Penn State Sex Abuse Scandal: From the Start, a Risk Management Nightmare
In spite of its stellar reputation as an educational institution, Penn State failed to communicate and execute the most rudimentary risk management protocols in the Jerry Sandusky sex abuse scandal, risk management experts say.
With a timeline dating back to 1994, when Penn State defensive line coach Jerry Sandusky launched The Second Mile nonprofit program for at-risk boys, multiple incidents of alleged sexual abuse went unreported to the appropriate authorities, resulting in a situation where liability escalated from potentially damaging to devastating—with the university and even third parties now potentially liable.
“It’s shocking that somehow the real values professed by the institution—which after all, is in the business of kids—weren’t followed,” said Kevin Ribble, executive vice president of management liability specialists Edgewater Holdings Ltd. and president of Comply America Inc.
“Many organizations refuse to believe their colleagues are capable of such heinous acts so they won’t see the signs. They start out with denial but when confronted with reality, start to get defensive,” said Melanie Herman, executive director of the Nonprofit Risk Management Center, a national resource organization that advises nonprofits on a wide array of risk and liability issues, including child abuse prevention. “The best organizations recognize that the better course is to confront it and think about they could do to prevent it in the future.”
A key risk management tenet—whether an incident involves sexual abuse, sexual harassment or a dangerous condition in a facility—is to investigate any allegations, Herman said. “Everyone in the organization must take it seriously, and every organization has an obligation to look into allegations. If you see something and it’s ignored, an organization is far more likely to be held personally liable in the long run because you ignored the condition or report.”
And because The Second Mile is a nonprofit that is technically not sponsored by Penn State, the organizations directors and officers, and even its corporate sponsors, might now be held liable, Ribble said.
The common thread in all the reported incidents is that none of the witnesses seem to have known where and how to legally report them, Ribble said. According to the timeline, Sandusky had been caught in sexually compromising positions with underage boys in 1998, when a boy’s mother reported her suspicions to university police; in 2000, when a school janitor witnessed Sandusky with another boy; and in 2002, when a graduate assistant witnessed yet a third incident.

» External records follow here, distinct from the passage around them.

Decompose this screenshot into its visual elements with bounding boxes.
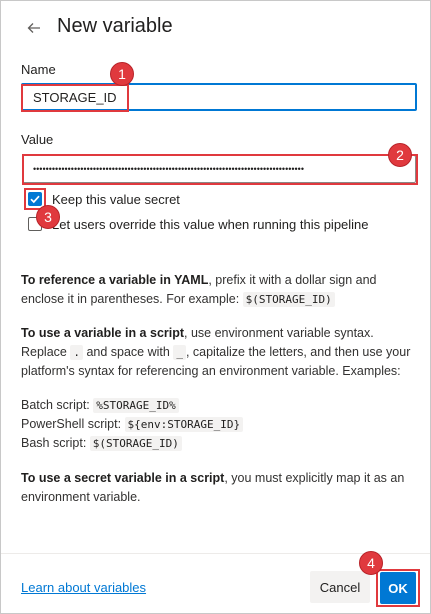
yaml-help-bold: To reference a variable in YAML [21,273,209,287]
batch-label: Batch script: [21,398,94,412]
dot-code: . [70,345,83,360]
annotation-badge-1: 1 [110,62,134,86]
ok-button[interactable]: OK [380,572,416,604]
powershell-label: PowerShell script: [21,417,125,431]
yaml-code: $(STORAGE_ID) [242,292,335,307]
name-label: Name [21,62,56,77]
yaml-help-text: To reference a variable in YAML, prefix … [21,271,416,309]
powershell-example: PowerShell script: ${env:STORAGE_ID} [21,415,416,434]
keep-secret-checkbox[interactable] [28,192,42,206]
override-label: Let users override this value when runni… [52,217,369,232]
checkmark-icon [30,195,40,204]
script-examples: Batch script: %STORAGE_ID% PowerShell sc… [21,396,416,453]
script-help-text: To use a variable in a script, use envir… [21,324,416,381]
value-highlight-box [22,154,418,185]
secret-help-text: To use a secret variable in a script, yo… [21,469,416,507]
batch-code: %STORAGE_ID% [93,398,179,413]
value-label: Value [21,132,54,147]
script-help-body-2: and space with [82,345,174,359]
cancel-button[interactable]: Cancel [310,571,370,603]
back-arrow-icon[interactable] [24,18,44,38]
powershell-code: ${env:STORAGE_ID} [124,417,244,432]
name-highlight-box [21,84,129,112]
panel-title: New variable [57,15,173,37]
underscore-code: _ [173,345,186,360]
annotation-badge-3: 3 [36,205,60,229]
batch-example: Batch script: %STORAGE_ID% [21,396,416,415]
annotation-badge-4: 4 [359,551,383,575]
bash-example: Bash script: $(STORAGE_ID) [21,434,416,453]
annotation-badge-2: 2 [388,143,412,167]
keep-secret-label: Keep this value secret [52,192,180,207]
bash-code: $(STORAGE_ID) [89,436,182,451]
secret-help-bold: To use a secret variable in a script [21,471,225,485]
learn-about-variables-link[interactable]: Learn about variables [21,580,146,595]
script-help-bold: To use a variable in a script [21,326,185,340]
bash-label: Bash script: [21,436,90,450]
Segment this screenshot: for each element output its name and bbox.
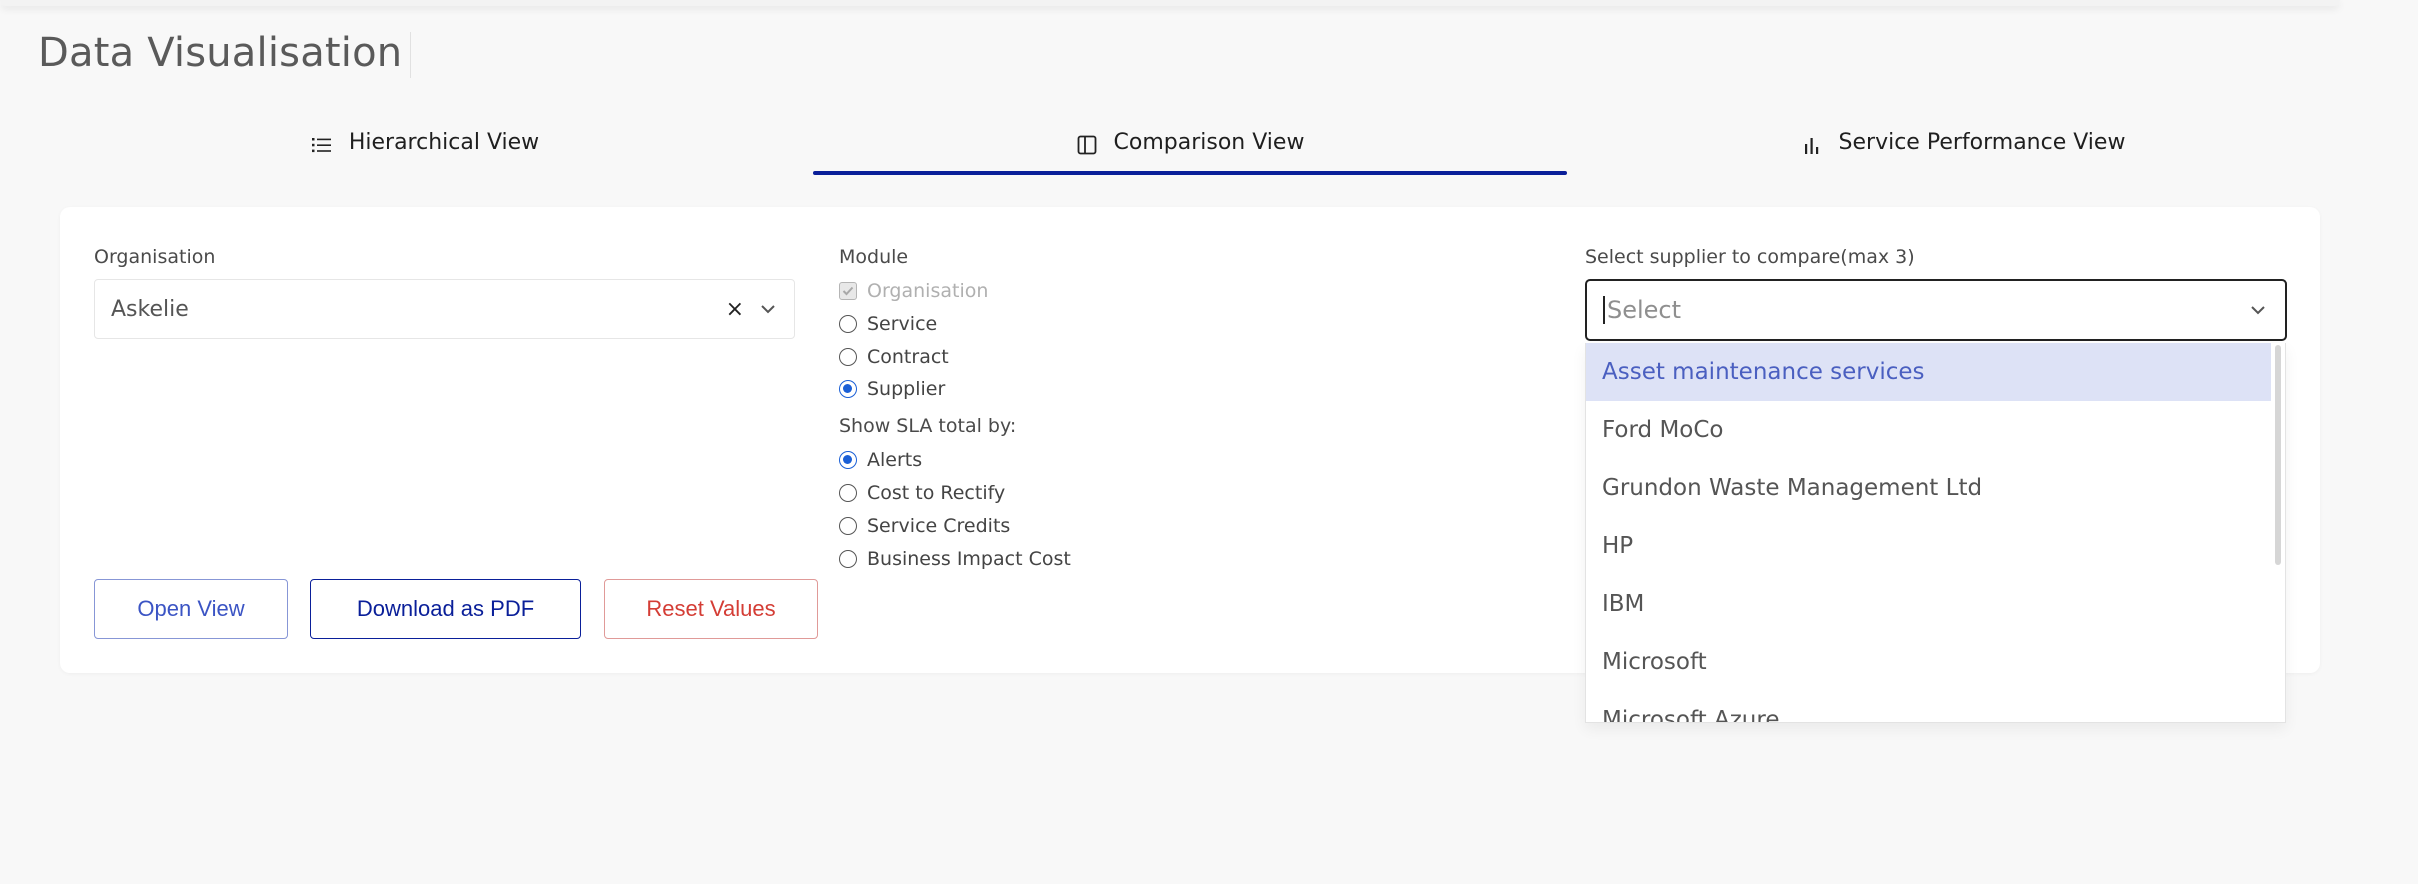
radio-button[interactable] (839, 550, 857, 568)
tab-service-performance-view[interactable]: Service Performance View (1568, 120, 2358, 175)
dropdown-option[interactable]: Ford MoCo (1586, 401, 2271, 459)
chevron-down-icon[interactable] (758, 299, 778, 319)
module-option-label: Contract (867, 346, 949, 368)
module-option-label: Organisation (867, 280, 989, 302)
sla-option-service-credits[interactable]: Service Credits (839, 515, 1010, 537)
organisation-value: Askelie (111, 296, 189, 322)
radio-button[interactable] (839, 484, 857, 502)
download-pdf-button[interactable]: Download as PDF (310, 579, 581, 639)
tab-label: Hierarchical View (348, 130, 540, 155)
radio-button[interactable] (839, 517, 857, 535)
sla-option-label: Alerts (867, 449, 923, 471)
open-view-button[interactable]: Open View (94, 579, 288, 639)
top-header-bar (0, 0, 2340, 6)
sla-label: Show SLA total by: (839, 415, 1017, 437)
radio-button[interactable] (839, 315, 857, 333)
tab-label: Comparison View (1113, 130, 1305, 155)
list-icon (311, 134, 333, 156)
supplier-dropdown-menu: Asset maintenance services Ford MoCo Gru… (1585, 343, 2286, 723)
organisation-select[interactable]: Askelie × (94, 279, 795, 339)
sla-option-cost-to-rectify[interactable]: Cost to Rectify (839, 482, 1005, 504)
radio-button-selected[interactable] (839, 451, 857, 469)
dropdown-option[interactable]: Asset maintenance services (1586, 343, 2271, 401)
dropdown-option[interactable]: Microsoft Azure (1586, 691, 2271, 722)
module-option-label: Service (867, 313, 938, 335)
sla-option-label: Business Impact Cost (867, 548, 1071, 570)
sla-option-label: Cost to Rectify (867, 482, 1006, 504)
dropdown-option[interactable]: Grundon Waste Management Ltd (1586, 459, 2271, 517)
reset-values-button[interactable]: Reset Values (604, 579, 818, 639)
tab-label: Service Performance View (1838, 130, 2126, 155)
module-option-contract[interactable]: Contract (839, 346, 949, 368)
title-divider (410, 32, 411, 78)
dropdown-option[interactable]: Microsoft (1586, 633, 2271, 691)
sla-option-label: Service Credits (867, 515, 1011, 537)
supplier-select[interactable] (1585, 279, 2287, 341)
dropdown-option[interactable]: IBM (1586, 575, 2271, 633)
module-option-label: Supplier (867, 378, 946, 400)
organisation-label: Organisation (94, 246, 216, 268)
sla-option-alerts[interactable]: Alerts (839, 449, 922, 471)
module-option-supplier[interactable]: Supplier (839, 378, 945, 400)
supplier-search-input[interactable] (1607, 296, 2247, 324)
tab-hierarchical-view[interactable]: Hierarchical View (40, 120, 810, 175)
radio-button-selected[interactable] (839, 380, 857, 398)
supplier-label: Select supplier to compare(max 3) (1585, 246, 1915, 268)
module-option-organisation: Organisation (839, 280, 988, 302)
text-cursor (1603, 296, 1605, 324)
chevron-down-icon[interactable] (2247, 299, 2269, 321)
columns-icon (1076, 134, 1098, 156)
tab-comparison-view[interactable]: Comparison View (813, 120, 1567, 175)
bar-chart-icon (1801, 134, 1823, 156)
module-option-service[interactable]: Service (839, 313, 937, 335)
checkbox-checked-icon (839, 282, 857, 300)
page-title: Data Visualisation (38, 30, 403, 76)
clear-icon[interactable]: × (726, 297, 744, 322)
dropdown-option[interactable]: HP (1586, 517, 2271, 575)
dropdown-scrollbar[interactable] (2275, 345, 2281, 565)
radio-button[interactable] (839, 348, 857, 366)
view-tabs: Hierarchical View Comparison View Servic… (0, 120, 2418, 175)
sla-option-business-impact-cost[interactable]: Business Impact Cost (839, 548, 1071, 570)
module-label: Module (839, 246, 909, 268)
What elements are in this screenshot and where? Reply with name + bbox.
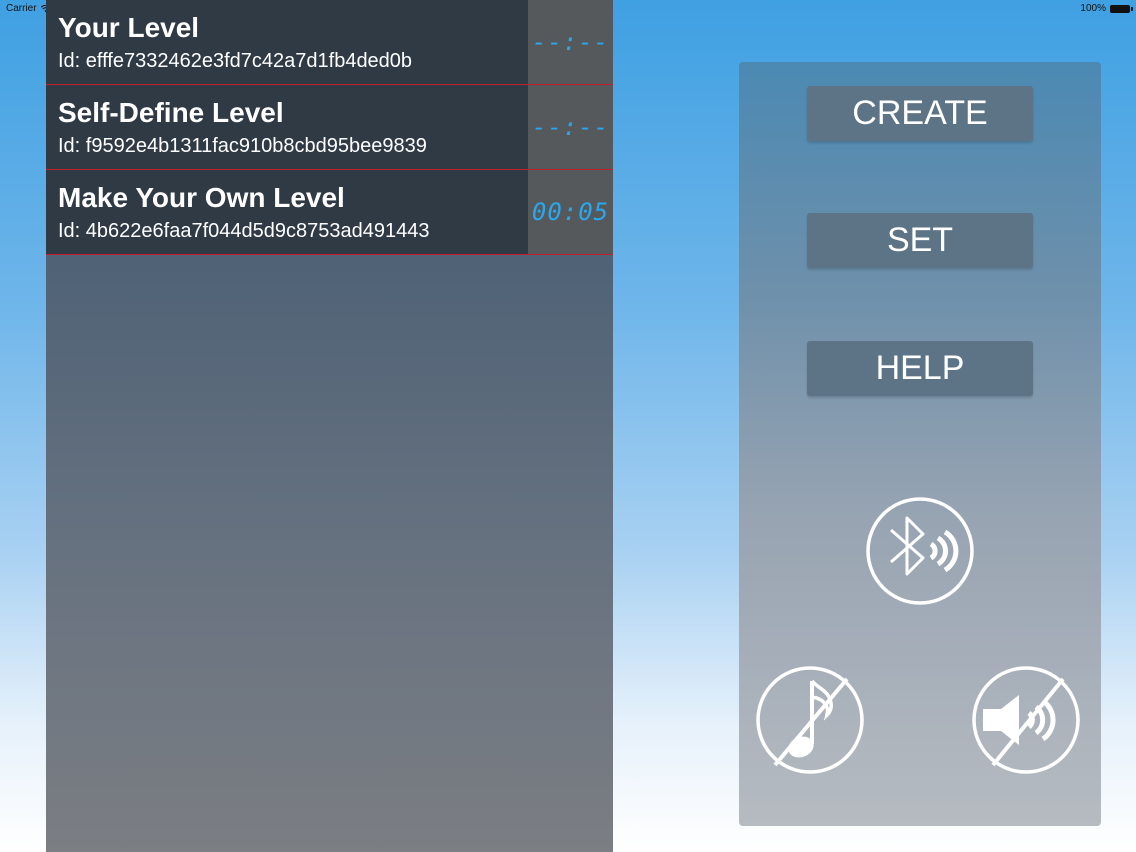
set-button[interactable]: SET [807, 213, 1033, 268]
bluetooth-button[interactable] [865, 496, 975, 606]
create-button[interactable]: CREATE [807, 86, 1033, 141]
level-list: Your Level Id: efffe7332462e3fd7c42a7d1f… [46, 0, 613, 255]
level-best-time: --:-- [528, 0, 613, 84]
level-info: Your Level Id: efffe7332462e3fd7c42a7d1f… [46, 0, 528, 84]
help-button[interactable]: HELP [807, 341, 1033, 396]
level-id: Id: 4b622e6faa7f044d5d9c8753ad491443 [58, 220, 430, 242]
level-row-make-your-own[interactable]: Make Your Own Level Id: 4b622e6faa7f044d… [46, 170, 613, 255]
level-id: Id: f9592e4b1311fac910b8cbd95bee9839 [58, 135, 427, 157]
level-best-time: --:-- [528, 85, 613, 169]
music-toggle-button[interactable] [755, 665, 865, 775]
level-list-panel: Your Level Id: efffe7332462e3fd7c42a7d1f… [46, 0, 613, 852]
level-row-self-define[interactable]: Self-Define Level Id: f9592e4b1311fac910… [46, 85, 613, 170]
level-info: Make Your Own Level Id: 4b622e6faa7f044d… [46, 170, 528, 254]
level-best-time: 00:05 [528, 170, 613, 254]
level-id: Id: efffe7332462e3fd7c42a7d1fb4ded0b [58, 50, 413, 72]
sound-toggle-button[interactable] [971, 665, 1081, 775]
level-name: Self-Define Level [58, 97, 284, 128]
sound-off-icon [972, 666, 1080, 774]
bluetooth-sound-icon [866, 497, 974, 605]
battery-icon [1110, 4, 1133, 13]
level-name: Make Your Own Level [58, 182, 345, 213]
battery-percent: 100% [1080, 3, 1106, 14]
level-name: Your Level [58, 12, 200, 43]
battery-indicator: 100% [1080, 3, 1133, 14]
level-info: Self-Define Level Id: f9592e4b1311fac910… [46, 85, 528, 169]
level-row-your-level[interactable]: Your Level Id: efffe7332462e3fd7c42a7d1f… [46, 0, 613, 85]
control-panel: CREATE SET HELP [739, 62, 1101, 826]
music-off-icon [756, 666, 864, 774]
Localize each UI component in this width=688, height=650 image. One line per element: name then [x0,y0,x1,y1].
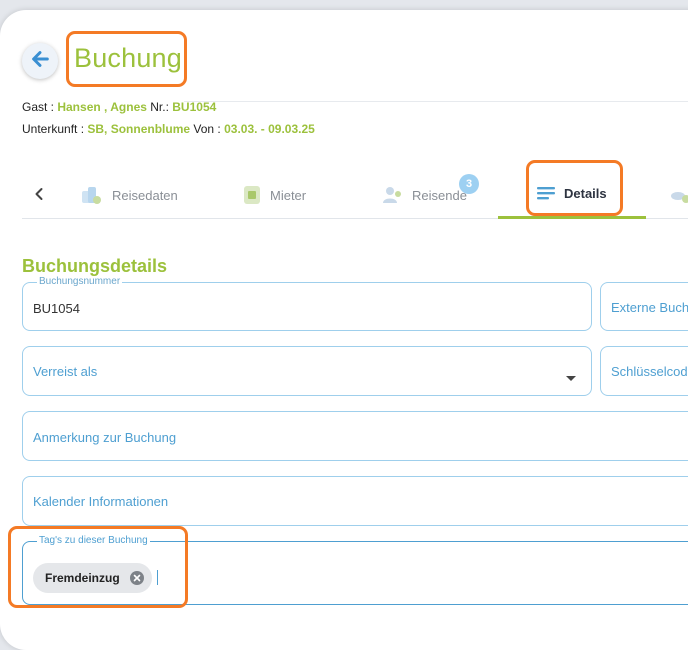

In the latter two incidents, which witnesses reported to their supervisors and ultimately to Penn State head coach Joe Paterno, university employees should have known that under law they are required to report suspected incidents of child abuse to the appropriate family services authority, Ribble said. “If you see something that might lead to the harm of a child, you’re obligated by law to report to family services or the police, and if it’s an emergency, to dial 911. So nobody followed the rules, but from bottom up, reporting requirements that should be insisted upon were violated.”